Cette classification décrit les troubles mentaux comme des
réactions spécifiques à des événements vitaux, empruntant la terminologie d’Adolf Meyer (1856-1950) qui influença
durablement la psychiatrie américaine. En 1948, peu après
sa fondation, l’Organisation mondiale de la santé (OMS)
(World heath organization, WHO) adjoint un chapitre sur les
troubles mentaux à la 6e Classification internationale des
maladies (CIM-6) (International classification of diseases,
ICD-6). Le DSM-I, édité par l’APA sous la présidence de
George N. Raines (1908-1959), capitaine et psychiatre de la
Navy, correspond ainsi à la 8e édition de la SCND et inclut
la classification de l’armée, tout en prenant en compte la
CIM-6.
Le DSM-I divisait les troubles mentaux organiques en
deux catégories principales : 1) les troubles causés par ou
associés à une altération du parenchyme cérébral (Disorders caused by or associated with impairment of brain
tissue function) qui peuvent être aigus (Acute brain disorders) ou chroniques (Chronic brain disorders) et 2) les
troubles d’origine psychologique ou sans cause physique
clairement définie ou altération structurelle du cerveau
(Disorders of psychogenic origin or without clearly defined physical cause or structural change in the brain).

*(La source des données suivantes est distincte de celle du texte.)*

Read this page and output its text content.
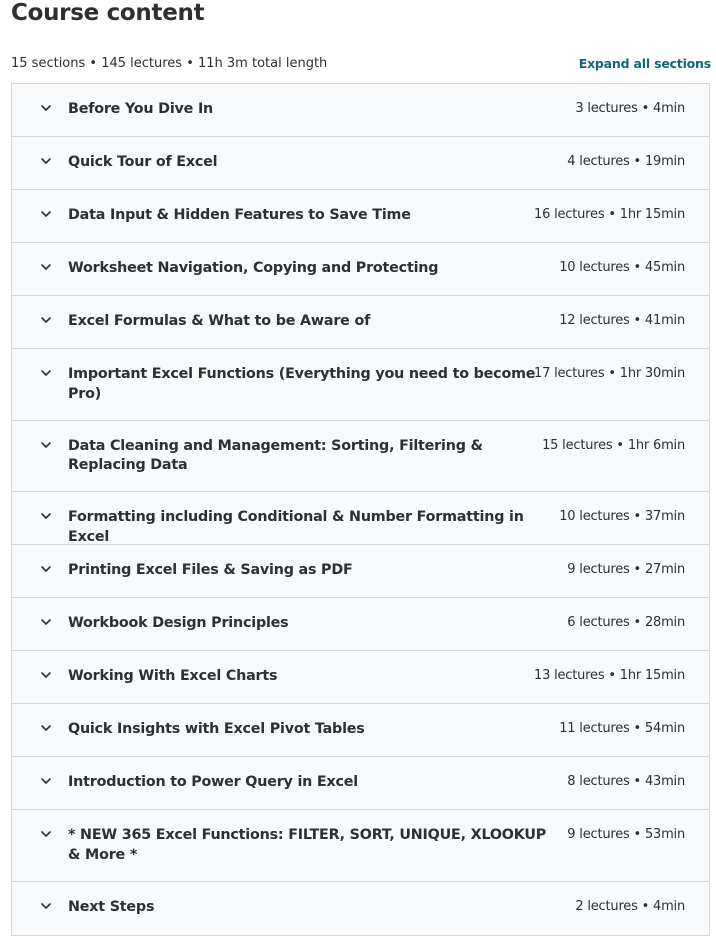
Course content
15 sections • 145 lectures • 11h 3m total length	Expand all sections
Before You Dive In	3 lectures • 4min
Quick Tour of Excel	4 lectures • 19min
Data Input & Hidden Features to Save Time	16 lectures • 1hr 15min
Worksheet Navigation, Copying and Protecting	10 lectures • 45min
Excel Formulas & What to be Aware of	12 lectures • 41min
Important Excel Functions (Everything you need to become Pro)
17 lectures • 1hr 30min
Data Cleaning and Management: Sorting, Filtering & Replacing Data
15 lectures • 1hr 6min
Formatting including Conditional & Number Formatting in Excel
10 lectures • 37min
Printing Excel Files & Saving as PDF	9 lectures • 27min
Workbook Design Principles	6 lectures • 28min
Working With Excel Charts	13 lectures • 1hr 15min
Quick Insights with Excel Pivot Tables	11 lectures • 54min
Introduction to Power Query in Excel	8 lectures • 43min
* NEW 365 Excel Functions: FILTER, SORT, UNIQUE, XLOOKUP & More *
9 lectures • 53min
Next Steps	2 lectures • 4min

Une
classification secondaire gardait la référence à la psychanalyse, dominante à cette époque, distinguant les psychoses,
les psychonévroses et les troubles de la personnalité. La
classification des troubles organiques était clairement étiologique : ainsi les « Maladies cérébrales sénile et présénile »
étaient incluses dans le chapitre Troubles du métabolisme,
de la maturité et de la nutrition, la Démence artériopathique
dans celui des Troubles cérébraux circulatoires.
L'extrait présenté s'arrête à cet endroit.